Tempo per andare al mare, come annuncia il titolo, non ce n’è: è invece il tempo, per Matilde, di occuparsi della vita propria e della propria famiglia, prendendo il comando di un equilibrio che, passato inosservato dopo 40 anni di matrimonio, si è incrinato e sembra stia per precipitare. Ma come si fa a fronteggiare il tempo che passa, i desideri che non si realizzano ma poi, forse, ritornano, e come si fa a comprendere le aspirazioni e le paure di genitori che, invece che adulti, sembrano tornati bambini, e i bisogni di una nonna che sogna di andare in barca dal suo letto fermo davanti alle televendite? Come si fa a ribellarsi al destino, riqualificare la propria vita ancorata a un quartiere dove non si gestisce nemmeno la spazzatura e trovarsi, scoprire la propria parte autentica? «Arriva un momento, nella vita, in cui le cose si fanno e basta» sancisce a un certo punto la madre della protagonista.

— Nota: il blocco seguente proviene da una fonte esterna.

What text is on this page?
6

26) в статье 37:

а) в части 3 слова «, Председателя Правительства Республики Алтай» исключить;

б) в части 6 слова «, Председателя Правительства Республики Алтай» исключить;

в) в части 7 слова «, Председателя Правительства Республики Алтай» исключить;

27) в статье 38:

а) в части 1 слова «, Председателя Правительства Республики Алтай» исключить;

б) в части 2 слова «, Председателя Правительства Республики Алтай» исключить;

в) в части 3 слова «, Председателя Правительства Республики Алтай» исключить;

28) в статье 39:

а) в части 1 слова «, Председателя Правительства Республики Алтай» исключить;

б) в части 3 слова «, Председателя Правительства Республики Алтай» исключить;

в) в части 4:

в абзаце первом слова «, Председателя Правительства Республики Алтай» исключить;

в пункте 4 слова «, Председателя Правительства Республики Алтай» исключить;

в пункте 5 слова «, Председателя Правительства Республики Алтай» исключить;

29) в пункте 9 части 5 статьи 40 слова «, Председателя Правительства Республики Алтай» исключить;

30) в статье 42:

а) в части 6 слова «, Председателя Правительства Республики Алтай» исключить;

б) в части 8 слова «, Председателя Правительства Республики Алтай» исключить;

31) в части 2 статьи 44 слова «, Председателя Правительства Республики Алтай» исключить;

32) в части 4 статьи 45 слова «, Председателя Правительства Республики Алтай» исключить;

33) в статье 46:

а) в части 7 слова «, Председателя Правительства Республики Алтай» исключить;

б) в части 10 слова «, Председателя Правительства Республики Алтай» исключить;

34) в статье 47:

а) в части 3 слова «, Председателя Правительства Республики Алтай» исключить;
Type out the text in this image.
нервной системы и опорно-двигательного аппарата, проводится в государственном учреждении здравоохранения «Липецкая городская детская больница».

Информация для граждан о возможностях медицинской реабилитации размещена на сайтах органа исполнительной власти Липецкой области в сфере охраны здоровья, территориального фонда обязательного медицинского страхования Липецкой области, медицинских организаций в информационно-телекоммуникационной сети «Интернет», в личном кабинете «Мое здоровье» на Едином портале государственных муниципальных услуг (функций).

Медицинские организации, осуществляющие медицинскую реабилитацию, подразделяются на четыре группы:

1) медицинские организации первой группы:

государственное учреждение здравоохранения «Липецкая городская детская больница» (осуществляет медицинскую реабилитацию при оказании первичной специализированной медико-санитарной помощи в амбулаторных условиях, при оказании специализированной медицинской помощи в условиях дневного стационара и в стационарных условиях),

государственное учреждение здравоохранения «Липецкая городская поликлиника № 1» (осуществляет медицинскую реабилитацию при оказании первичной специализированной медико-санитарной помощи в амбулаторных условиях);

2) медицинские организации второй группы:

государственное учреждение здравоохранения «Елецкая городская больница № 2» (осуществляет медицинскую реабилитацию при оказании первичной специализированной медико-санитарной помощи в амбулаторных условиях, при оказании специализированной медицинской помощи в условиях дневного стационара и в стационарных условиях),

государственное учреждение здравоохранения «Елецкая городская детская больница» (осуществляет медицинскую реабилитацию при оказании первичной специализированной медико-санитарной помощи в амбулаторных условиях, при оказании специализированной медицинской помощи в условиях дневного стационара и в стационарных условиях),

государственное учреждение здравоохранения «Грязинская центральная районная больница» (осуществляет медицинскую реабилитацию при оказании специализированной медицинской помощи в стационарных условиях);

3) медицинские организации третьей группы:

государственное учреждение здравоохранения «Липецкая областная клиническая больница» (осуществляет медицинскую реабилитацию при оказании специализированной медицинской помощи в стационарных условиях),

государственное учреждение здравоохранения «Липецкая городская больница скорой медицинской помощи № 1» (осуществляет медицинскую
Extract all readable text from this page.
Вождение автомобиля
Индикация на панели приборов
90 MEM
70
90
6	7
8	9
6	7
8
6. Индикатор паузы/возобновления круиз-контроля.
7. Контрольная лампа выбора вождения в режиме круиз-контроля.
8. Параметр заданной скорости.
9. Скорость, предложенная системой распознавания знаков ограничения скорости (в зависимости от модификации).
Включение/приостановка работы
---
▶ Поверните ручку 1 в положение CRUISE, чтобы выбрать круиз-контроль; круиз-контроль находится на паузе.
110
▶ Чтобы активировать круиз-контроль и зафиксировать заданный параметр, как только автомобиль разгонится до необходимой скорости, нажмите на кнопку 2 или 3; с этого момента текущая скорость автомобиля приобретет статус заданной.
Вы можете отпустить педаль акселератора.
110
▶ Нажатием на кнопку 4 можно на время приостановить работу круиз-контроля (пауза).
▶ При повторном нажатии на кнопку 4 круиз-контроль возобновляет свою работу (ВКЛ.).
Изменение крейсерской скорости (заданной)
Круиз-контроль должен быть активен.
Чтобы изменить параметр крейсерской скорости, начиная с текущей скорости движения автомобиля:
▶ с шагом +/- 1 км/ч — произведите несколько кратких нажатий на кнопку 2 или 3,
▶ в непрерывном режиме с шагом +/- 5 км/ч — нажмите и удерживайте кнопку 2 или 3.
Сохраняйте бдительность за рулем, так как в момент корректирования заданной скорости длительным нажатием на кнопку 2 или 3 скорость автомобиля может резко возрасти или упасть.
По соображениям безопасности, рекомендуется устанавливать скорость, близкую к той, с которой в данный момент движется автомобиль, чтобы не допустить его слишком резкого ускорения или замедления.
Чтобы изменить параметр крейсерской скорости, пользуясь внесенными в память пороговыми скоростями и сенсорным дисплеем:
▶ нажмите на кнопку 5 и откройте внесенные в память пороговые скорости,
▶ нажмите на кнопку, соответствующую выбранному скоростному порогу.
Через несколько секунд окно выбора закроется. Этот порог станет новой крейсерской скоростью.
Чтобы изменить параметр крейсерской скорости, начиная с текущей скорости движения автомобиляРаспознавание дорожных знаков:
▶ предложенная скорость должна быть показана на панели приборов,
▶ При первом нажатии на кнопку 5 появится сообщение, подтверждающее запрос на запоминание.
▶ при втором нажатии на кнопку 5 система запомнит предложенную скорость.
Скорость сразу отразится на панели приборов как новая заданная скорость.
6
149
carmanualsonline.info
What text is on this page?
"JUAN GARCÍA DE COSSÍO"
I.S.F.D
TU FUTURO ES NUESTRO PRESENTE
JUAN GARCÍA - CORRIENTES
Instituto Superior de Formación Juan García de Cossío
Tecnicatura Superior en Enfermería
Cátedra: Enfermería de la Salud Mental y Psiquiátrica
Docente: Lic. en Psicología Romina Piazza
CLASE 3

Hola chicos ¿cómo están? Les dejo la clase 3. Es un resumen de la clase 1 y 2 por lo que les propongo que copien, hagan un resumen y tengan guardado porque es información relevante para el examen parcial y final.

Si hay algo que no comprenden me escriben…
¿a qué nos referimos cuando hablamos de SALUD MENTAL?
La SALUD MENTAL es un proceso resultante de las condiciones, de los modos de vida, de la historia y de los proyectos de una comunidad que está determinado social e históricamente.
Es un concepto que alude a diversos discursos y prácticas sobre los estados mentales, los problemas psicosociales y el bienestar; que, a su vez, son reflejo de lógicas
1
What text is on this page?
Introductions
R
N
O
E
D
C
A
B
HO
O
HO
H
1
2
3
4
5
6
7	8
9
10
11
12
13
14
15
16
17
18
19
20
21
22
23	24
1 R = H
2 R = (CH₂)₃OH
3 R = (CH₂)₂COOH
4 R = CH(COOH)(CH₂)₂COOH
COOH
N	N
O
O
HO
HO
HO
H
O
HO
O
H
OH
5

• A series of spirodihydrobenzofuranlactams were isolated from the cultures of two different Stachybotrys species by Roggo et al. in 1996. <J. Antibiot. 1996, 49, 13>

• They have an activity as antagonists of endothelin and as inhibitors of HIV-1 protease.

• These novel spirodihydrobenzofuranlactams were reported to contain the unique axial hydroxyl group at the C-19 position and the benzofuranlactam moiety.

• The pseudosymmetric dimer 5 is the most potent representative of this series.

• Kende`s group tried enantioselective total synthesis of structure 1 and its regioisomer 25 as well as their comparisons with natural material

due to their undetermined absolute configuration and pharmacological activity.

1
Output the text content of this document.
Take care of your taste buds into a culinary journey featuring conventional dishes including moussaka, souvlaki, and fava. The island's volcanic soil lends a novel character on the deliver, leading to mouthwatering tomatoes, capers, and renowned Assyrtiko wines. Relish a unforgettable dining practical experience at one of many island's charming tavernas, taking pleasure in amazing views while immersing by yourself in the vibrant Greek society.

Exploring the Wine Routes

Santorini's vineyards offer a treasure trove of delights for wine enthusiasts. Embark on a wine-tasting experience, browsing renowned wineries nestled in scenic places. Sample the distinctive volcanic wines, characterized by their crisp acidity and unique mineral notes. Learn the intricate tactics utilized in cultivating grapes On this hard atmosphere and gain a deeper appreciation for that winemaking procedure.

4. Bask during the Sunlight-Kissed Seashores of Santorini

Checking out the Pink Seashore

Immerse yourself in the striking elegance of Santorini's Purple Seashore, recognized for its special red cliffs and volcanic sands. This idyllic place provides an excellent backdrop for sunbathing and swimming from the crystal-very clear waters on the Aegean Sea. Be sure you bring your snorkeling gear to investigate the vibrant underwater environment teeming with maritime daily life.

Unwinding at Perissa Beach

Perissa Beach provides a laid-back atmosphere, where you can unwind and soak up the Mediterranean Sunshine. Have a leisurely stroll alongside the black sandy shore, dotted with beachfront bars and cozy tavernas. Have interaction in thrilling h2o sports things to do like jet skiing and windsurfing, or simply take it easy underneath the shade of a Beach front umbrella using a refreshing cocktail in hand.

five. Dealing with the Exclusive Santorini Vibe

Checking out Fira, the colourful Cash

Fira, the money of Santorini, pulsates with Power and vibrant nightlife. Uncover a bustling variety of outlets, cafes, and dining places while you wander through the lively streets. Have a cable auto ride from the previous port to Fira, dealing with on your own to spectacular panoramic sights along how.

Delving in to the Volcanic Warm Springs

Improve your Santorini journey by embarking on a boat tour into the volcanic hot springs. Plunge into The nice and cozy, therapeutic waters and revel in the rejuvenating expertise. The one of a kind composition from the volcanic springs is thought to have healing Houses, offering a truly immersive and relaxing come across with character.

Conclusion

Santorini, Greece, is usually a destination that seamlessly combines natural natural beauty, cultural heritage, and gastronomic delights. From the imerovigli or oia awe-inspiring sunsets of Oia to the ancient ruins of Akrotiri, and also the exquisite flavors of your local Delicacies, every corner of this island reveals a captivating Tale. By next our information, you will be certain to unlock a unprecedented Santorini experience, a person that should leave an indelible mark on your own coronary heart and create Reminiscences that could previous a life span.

Una teoria del turismo audace
Forse è proprio così: la strada è scritta nel lavoro di Matilde, una bizzarra rilettura del turismo massificato che soffoca le città italiane – anche questa originalissima creazione dell’autrice – che sembra evocare la ricerca non-sense del torpedone di turisti in Zazie nel metro di Raymond Queneau. Una festa caotica di personaggi, talmente schiacciati nei loro ruoli da divenire per Matilde, tour dopo tour, degli stereotipi che si rinnovano sempre uguali a se stessi. Si chiamano “gli audaci”: stranieri in genere, spaesati, pronti a tutto pur di godersi la vacanza, seguono una guida non autorizzata che a sua volta si affida a un vademecum per principianti, la loro audacia è già tutta nel viaggio ed è l’emblema di un turismo sperso proprio come la protagonista di questo romanzo. Matilde, persa nella sua città, dovrà affidarsi proprio ai suoi “audaci” per divenire lei audace, autodichiararsi adulta, prendere decisioni, arrendersi persino alla Sicilia che la richiama. Se l’aggettivo audace le sembra, all’inizio, sinonimo di conforme, tra un colpo di scena ironico e l’altro avrà la conferma che non sempre le cose sono così facilmente classificabili. E deviazione dopo deviazione, scoprirà proprio in quel posto decentrato che è solita chiamare casa – un posto inadatto per i turisti, ma stranamente ricorrente nei suoi tour – il luogo dove trovarsi.